По мере того как проходила грусть, Катриону охватывал жгучий гнев. Джеймс просто использовал ее как девку из борделя, и она неистово ненавидела его за это. Ее заставили вываляться в грязи, и она этого никогда не забудет, но при этом ей удалось осуществить задуманное: устроить такое представление, что эта ночь будет жить теперь с ним до конца дней, жечь во снах подобно раскаленному железу, и он будет просыпаться с болью в чреслах.

С жесткой улыбкой она поднялась, сбросила халат и забралась обратно в постель, под пуховое одеяло. Король по-прежнему спал, слегка посапывая. Опершись на локоть, она окинула его взглядом и мысленно произнесла: «Спи, Джейми! Бог даст, я никогда больше тебя не увижу! И сгори ты в аду!»

Глава 42

Гости разъехались на следующий день, чтобы успеть вернуться домой к Рождеству, и впервые за многие годы две семьи оказались под одной крышей на все праздничные дни, вплоть до Двенадцатой ночи.

Это хотя и радовало Катриону, однако присутствовала и горечь. Она знала, что вряд ли когда-нибудь еще увидит их всех, поэтому наслаждалась каждым днем, а ее ненависть к Джеймсу Стюарту, по вине которого она вынуждена бежать из страны, все возрастала.

Утром, в день отъезда, низко склонившись к ее руке, король коснулся губами ладони и запястья и прошептал: «Чувственная ведьма! Ты сводишь меня с ума. Ну, до весны, любовь моя. Это будет самая долгая зима в моей жизни». Она нежно ответила: «До скорой встречи, милый Джейми», – и с улыбкой подумала: «Куда длиннее, чем ты рассчитываешь, прогнивший насквозь ублюдок».

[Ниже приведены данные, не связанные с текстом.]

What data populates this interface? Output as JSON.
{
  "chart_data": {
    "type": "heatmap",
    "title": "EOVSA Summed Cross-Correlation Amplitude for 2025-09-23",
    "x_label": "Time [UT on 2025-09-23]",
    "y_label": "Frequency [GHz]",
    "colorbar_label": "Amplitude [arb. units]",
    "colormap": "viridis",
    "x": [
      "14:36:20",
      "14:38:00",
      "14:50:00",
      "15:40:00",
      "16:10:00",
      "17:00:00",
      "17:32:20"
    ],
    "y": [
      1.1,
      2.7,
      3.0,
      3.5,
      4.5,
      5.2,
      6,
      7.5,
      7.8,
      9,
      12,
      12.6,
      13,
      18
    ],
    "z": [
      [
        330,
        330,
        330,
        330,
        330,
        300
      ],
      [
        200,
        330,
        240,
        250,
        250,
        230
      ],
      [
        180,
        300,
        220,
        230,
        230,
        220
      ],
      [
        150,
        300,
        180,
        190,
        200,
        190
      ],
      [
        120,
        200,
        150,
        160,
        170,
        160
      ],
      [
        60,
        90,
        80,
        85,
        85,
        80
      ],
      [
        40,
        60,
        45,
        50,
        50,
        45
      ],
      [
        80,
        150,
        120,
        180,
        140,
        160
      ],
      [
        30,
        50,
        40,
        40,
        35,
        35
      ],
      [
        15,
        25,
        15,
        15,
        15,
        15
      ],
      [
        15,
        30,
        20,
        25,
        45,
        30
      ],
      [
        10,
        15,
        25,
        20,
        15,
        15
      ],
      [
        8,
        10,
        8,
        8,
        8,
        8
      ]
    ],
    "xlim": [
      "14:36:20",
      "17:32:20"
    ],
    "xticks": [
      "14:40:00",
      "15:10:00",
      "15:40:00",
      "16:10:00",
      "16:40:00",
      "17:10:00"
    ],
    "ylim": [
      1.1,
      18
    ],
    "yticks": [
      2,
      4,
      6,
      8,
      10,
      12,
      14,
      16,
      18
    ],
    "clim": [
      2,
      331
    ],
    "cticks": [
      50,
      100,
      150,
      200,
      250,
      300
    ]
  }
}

Попрощавшись с присутствующими и поблагодарив хозяев за гостеприимство, король наконец-то отправился восвояси, но он не успел даже миновать подъемный мост, как Кэт метнулась в свою спальню, сорвала с постели простыни и затолкала в разожженный камин. Пламя тут же охватило ткань, и в комнату повалил едкий дым.

– А что, их нельзя было отстирать, миледи? – недоуменно спросила Сюзан.

– Да воды и мыла всего мира не хватит на это. Отнеси-ка лучше эти подушки и перину в бельевую и замени на новые.

Катриона подняла с пола свой изысканный наряд, в котором принимала короля, и тоже швырнула в огонь. «Никогда больше я не буду проституткой! Никогда!»

Когда слуги принесли дневной запас дров, она приказала:

– Приготовьте мне горячую ванну.

Кэт уселась в кресло у окна, и пока за ее спиной две служанки застилали новую постель свежим бельем, любовалась спокойным черно-белым зимним пейзажем. Ванна наконец наполнилась горячей водой, и Сюзан капнула в нее масла диких цветов.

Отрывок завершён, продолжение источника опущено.